Don't look now, but consumer credit in the US has slingshotted back to new all-time highs while savings rates hit levels not seen since 2008 as Americans attempt to deal with the mounting pressures created by high and rising price inflation of essential goods. As we mentioned last week, these indisputable facts fly in the face of recent comments from President Biden that attempted to gaslight the American public into believing that credit exposure are relatively low and savings rates are relatively high.
These figures point to the rising desperation throughout the American economy which seems primed to be exacerbated as a recession seems to be on the horizon and may be made apparent as early as the end of July. At which point the business sector will react with austerity measures that push more people out of the job market and into a world with steadily rising energy and food costs that cannot be easily reversed due to systemic supply chain disruptions. A precarious predicament at best and the set up for a violent doom loop at worst.
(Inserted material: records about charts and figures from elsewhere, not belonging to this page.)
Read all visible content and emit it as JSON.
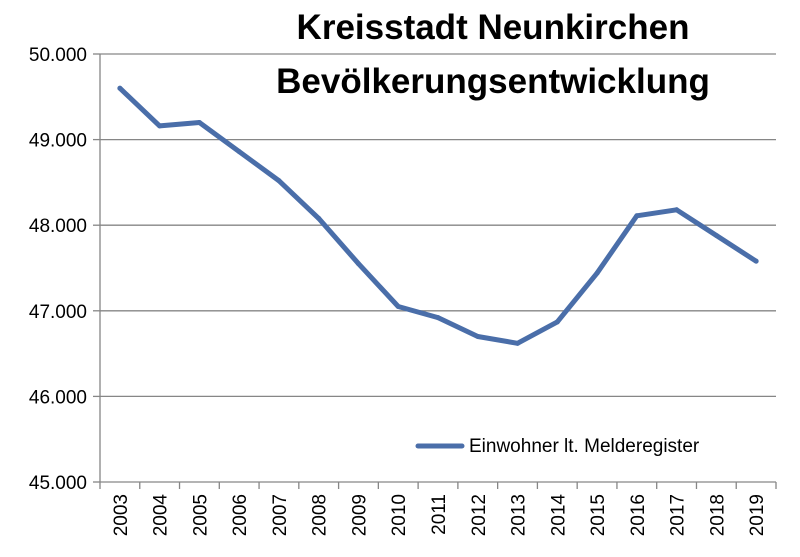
{
  "chart_data": {
    "type": "line",
    "title_lines": [
      "Kreisstadt Neunkirchen",
      "Bevölkerungsentwicklung"
    ],
    "categories": [
      "2003",
      "2004",
      "2005",
      "2006",
      "2007",
      "2008",
      "2009",
      "2010",
      "2011",
      "2012",
      "2013",
      "2014",
      "2015",
      "2016",
      "2017",
      "2018",
      "2019"
    ],
    "series": [
      {
        "name": "Einwohner lt. Melderegister",
        "color": "#4a6ea9",
        "values": [
          49600,
          49160,
          49200,
          48860,
          48520,
          48080,
          47550,
          47050,
          46920,
          46700,
          46620,
          46870,
          47440,
          48110,
          48180,
          47880,
          47580
        ]
      }
    ],
    "ylim": [
      45000,
      50000
    ],
    "yticks": [
      45000,
      46000,
      47000,
      48000,
      49000,
      50000
    ],
    "ytick_labels": [
      "45.000",
      "46.000",
      "47.000",
      "48.000",
      "49.000",
      "50.000"
    ],
    "grid": true,
    "legend_position": "bottom-right"
  }
}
If a recession hits, a wave of people living in high rise apartments or starter homes who make low six-figures while still living paycheck to paycheck and using credit cards to afford a life of relative comfort get laid off, and are forced into a market experiencing rare price inflation thing could get... ugly. Demand would immediately collapse, there would be a fire sale on real estate, and credit card delinquency rates would begin to accelerate, which would put an immense amount of pressure on an already unstable credit system.
We truly hope the worst case scenario doesn't play out, but after looking at the data above and coupling that with the unsolved issues on the supply side of essential goods at the bottom of Maslow's Hierarchy of Needs it is hard not to let the mind wander into a dark place. We'll keep you freaks abreast of these trends as they continue throughout the Summer.
Baby number two arrives in the morning. God is good and my wife is a saint.